Crimes Against Pastry

Meet the Restaurateur Who Cake-Shames His Customers on Instagram

Classy.
Classy. Photo: The Gearys/CC/flickr

Diners who insist on bringing their own desserts have annoyed restaurants for years, or possibly decades, but one owner has decided enough is enough and is fighting back. That man is Neal McCarthy, the general manager and co-owner of Atlanta’s Miller Union, who has taken to posting images of the apparently cheap, sometimes garish-looking cakes to his unfortunately private Instagram. Speaking to the New York Times, the restaurateur says he does it for comic relief — a way to get back at customers who undermine his restaurant “by bringing in the world’s most hideous cakes,” but a real hero would let the whole world see these photos.

Many restaurants deal with this by simply charging customers for bringing in a cake, justifying it by, for example, referencing the labor required to plate the cake and wash those dishes. But McCarthy is on a warpath against pastry injustice. As he points out to the Times, Miller Union’s customers have sought out a “nice restaurant” — it ranks fourth on Atlanta magazine’s 50 best restaurants list, and the chef, Steven Satterfield, was a James Beard finalist for Best Chef: Southeast last year — so they know what they’re getting into. Some customers still want to bring in cakes that look like they were served at an 8-year-old’s birthday party, though, and are decorated with things like a Grateful Dead logo, a clock, and cartoon people.

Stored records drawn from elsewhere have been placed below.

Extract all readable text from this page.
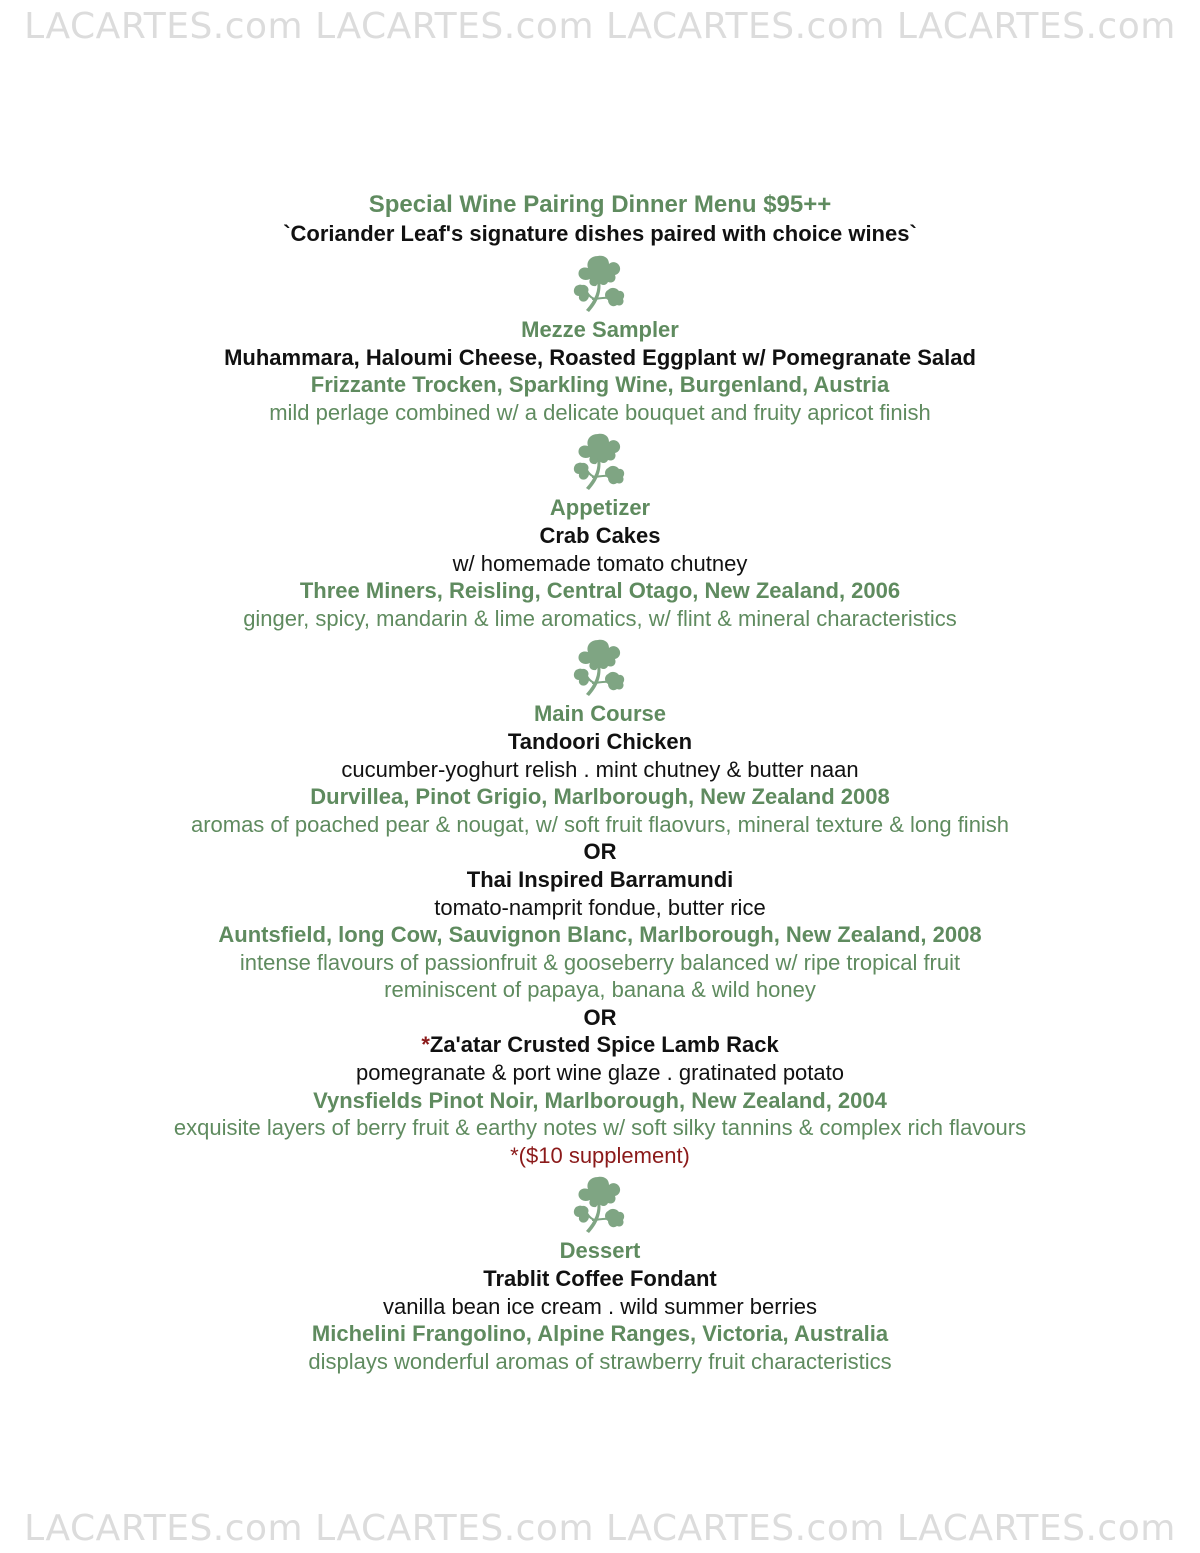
LACARTES.com LACARTES.com LACARTES.com LACARTES.com
Special Wine Pairing Dinner Menu $95++
`Coriander Leaf's signature dishes paired with choice wines`
Mezze Sampler
Muhammara, Haloumi Cheese, Roasted Eggplant w/ Pomegranate Salad
Frizzante Trocken, Sparkling Wine, Burgenland, Austria
mild perlage combined w/ a delicate bouquet and fruity apricot finish
Appetizer
Crab Cakes
w/ homemade tomato chutney
Three Miners, Reisling, Central Otago, New Zealand, 2006
ginger, spicy, mandarin & lime aromatics, w/ flint & mineral characteristics
Main Course
Tandoori Chicken
cucumber-yoghurt relish . mint chutney & butter naan
Durvillea, Pinot Grigio, Marlborough, New Zealand 2008
aromas of poached pear & nougat, w/ soft fruit flaovurs, mineral texture & long finish
OR
Thai Inspired Barramundi
tomato-namprit fondue, butter rice
Auntsfield, long Cow, Sauvignon Blanc, Marlborough, New Zealand, 2008
intense flavours of passionfruit & gooseberry balanced w/ ripe tropical fruit
reminiscent of papaya, banana & wild honey
OR
*Za'atar Crusted Spice Lamb Rack
pomegranate & port wine glaze . gratinated potato
Vynsfields Pinot Noir, Marlborough, New Zealand, 2004
exquisite layers of berry fruit & earthy notes w/ soft silky tannins & complex rich flavours
*($10 supplement)
Dessert
Trablit Coffee Fondant
vanilla bean ice cream . wild summer berries
Michelini Frangolino, Alpine Ranges, Victoria, Australia
displays wonderful aromas of strawberry fruit characteristics
LACARTES.com LACARTES.com LACARTES.com LACARTES.com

Unsurprisingly, McCarthy is not the only professional bothered by the practice, though some (like Danny Meyer’s Gramercy Tavern, of course) accept it as an inevitable evil. Pastry chef Bill Corbett, who is opening a soda fountain in Los Angeles, compares the practice to carrying beer into a bar, and recalled one time when a customer brought a Cold Stone Creamery cake into wd~50 during Sam Mason’s tenor as pastry chef, which is sort of like going to see Springsteen play at the Garden and then putting on headphones.